"Kürtler birlikte hareket etmeli"

"Kürtler birlikte hareket etmeli"
Türkiye Kürdistan Demokrat Partisi (T-KDP) kurucu Genel Başkanı Mehmet Emin Kardaş, 24 Haziran’da yapılacak erken seçimler ve ittifaklar konusunda gazetemize önemli açıklamalarda bulundu.

Türkiye Kürdistan Demokrat Partisi (T-KDP) kurucu Genel Başkanı Mehmet Emin Kardaş ile erken seçim ve Kürt ittifakı üzerine konuştuk.

Ali Abbas Yılmaz / Özel

‘Erken seçim kararından etkilenmedik’

Erken seçim kararı sizi nasıl etkiledi?

Doğrusu kimse bu denli bir erken seçim beklemiyordu.
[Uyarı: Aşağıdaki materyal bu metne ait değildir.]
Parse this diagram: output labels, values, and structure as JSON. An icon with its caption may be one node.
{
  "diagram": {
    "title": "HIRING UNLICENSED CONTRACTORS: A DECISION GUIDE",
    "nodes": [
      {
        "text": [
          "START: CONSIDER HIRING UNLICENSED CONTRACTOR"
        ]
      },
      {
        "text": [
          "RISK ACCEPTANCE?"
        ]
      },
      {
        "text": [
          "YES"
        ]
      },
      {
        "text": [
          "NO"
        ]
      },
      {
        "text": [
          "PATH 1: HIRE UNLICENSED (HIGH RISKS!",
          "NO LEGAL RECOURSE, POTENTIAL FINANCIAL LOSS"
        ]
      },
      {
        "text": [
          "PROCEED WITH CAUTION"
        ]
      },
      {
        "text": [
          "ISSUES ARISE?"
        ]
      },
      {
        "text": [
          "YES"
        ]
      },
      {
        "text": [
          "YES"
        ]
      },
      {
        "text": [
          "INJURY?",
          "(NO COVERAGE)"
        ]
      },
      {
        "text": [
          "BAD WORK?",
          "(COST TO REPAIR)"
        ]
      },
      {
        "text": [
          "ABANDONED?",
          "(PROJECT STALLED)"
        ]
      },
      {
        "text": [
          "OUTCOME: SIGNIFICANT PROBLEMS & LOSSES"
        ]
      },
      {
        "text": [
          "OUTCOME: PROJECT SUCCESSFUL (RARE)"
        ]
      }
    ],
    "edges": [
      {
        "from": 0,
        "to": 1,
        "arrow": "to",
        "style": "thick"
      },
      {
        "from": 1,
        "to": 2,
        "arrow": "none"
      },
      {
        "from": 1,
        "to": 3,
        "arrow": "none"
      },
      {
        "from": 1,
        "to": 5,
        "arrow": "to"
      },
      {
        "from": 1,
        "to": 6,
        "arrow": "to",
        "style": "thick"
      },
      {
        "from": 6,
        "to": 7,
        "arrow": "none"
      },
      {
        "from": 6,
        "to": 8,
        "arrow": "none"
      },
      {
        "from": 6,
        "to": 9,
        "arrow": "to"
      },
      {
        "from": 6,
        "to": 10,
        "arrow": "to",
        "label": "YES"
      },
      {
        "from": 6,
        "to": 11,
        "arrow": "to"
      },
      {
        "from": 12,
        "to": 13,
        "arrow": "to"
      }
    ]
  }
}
Çünkü hükümet erken seçim lafını duyduğu her yerde buna şiddetle karşı çıkıyor ve seçimlerin zamanında yapılacağını kesin bir dille ifade ediyordu. Fakat MHP Genel Başkanı Bahçeli’nin ani bir şekilde yaptığı erken seçim çağrısı bütün bu tabloyu tersine çevirdi. Bahçeli’nin 26 Ağustos çıkışı siyaset gündemine bomba gibi düşerken, ertesi gün hükümetin Bahçeli’den de daha hevesli bir şekilde davranarak erken seçimin 24 Haziran günü yapılacağı yönünde bir karar açıklaması beklenen bir durum değildi. Yani, bu açıklama ile herkes bir sarsıldı, ne oluyor diye. Tüm kamuoyu bu karar karşısında şoke oldu ama biz PDK-T olarak bundan etkilenmedik. Neden etkilenmedik; çünkü biz kendimizi ne milletvekilliği seçimlerine ne de Cumhurbaşkanlığı seçimlerine endeksleyen bir parti değiliz. Biz kendimizi yerel seçimlere hazırlıyor ve bunun için örgütleniyoruz.

‘Hükümet erken bir seçimle ömrünü uzatmak istiyor’

 Hükümetin erken seçim kararı almasını siz nasıl yorumluyorsunuz, partinize göre hükümeti erken bir seçime sev eden dinamikler nedir?

Kanımca erken seçimlerin bu kadar ani olmasının altında İYİ Partinin seçime katılımının engellenmesi hesabı vardı. Diğer taraftan da seçimlerin zamanında yapılacak olması Cumhur ittifakı açısından zararlıydı. Çünkü zaman geçtikçe iktidarın kamuoyundaki yıpranmışlığı daha da artacaktı. Aynı zamanda seçim süreci uzadıkça Cumhur ittifakı da yıpranacaktı. Çünkü gerek Afrin gerekse de Bağımsızlık referandumu döneminde hükümet ve ortağının çok olumsuz açıklamaları vardı. Bu açıklamalar Kürtleri çok kırdı. Kürtlerde hükümete olan hoşnutsuzluk gün geçtikçe kartopu gibi büyüyordu. Hakeza ekonomideki gidişat gün geçtikçe ağırlaşıyordu; işsizlik, yoksulluk almış başını gitmiş, ekonomik yatırımlar durmuş, döviz yükselmiş, Türk parasının değeri düşmüştü. OHAL’in uzatılmasının toplumda oluşturduğu rahatsızlık gün gün daha da artıyordu ve hükümet 2019 Kasım’ına kadar bu süreci bu şekilde götüremezdi. Hükümet gün geçtikçe toplum nezdinde bir erozyon kaybı yaşıyordu ve bu süreç daha fazla sürdürülemezdi. Yani, hükümetin erken seçime sarılarak ömrünü biraz daha uzatma çabasıdır bu. Bugün OHAL altında seçimlere gidiliyor ve bu da daha önce hiçbir ülkede görülmüş bir şey de değil.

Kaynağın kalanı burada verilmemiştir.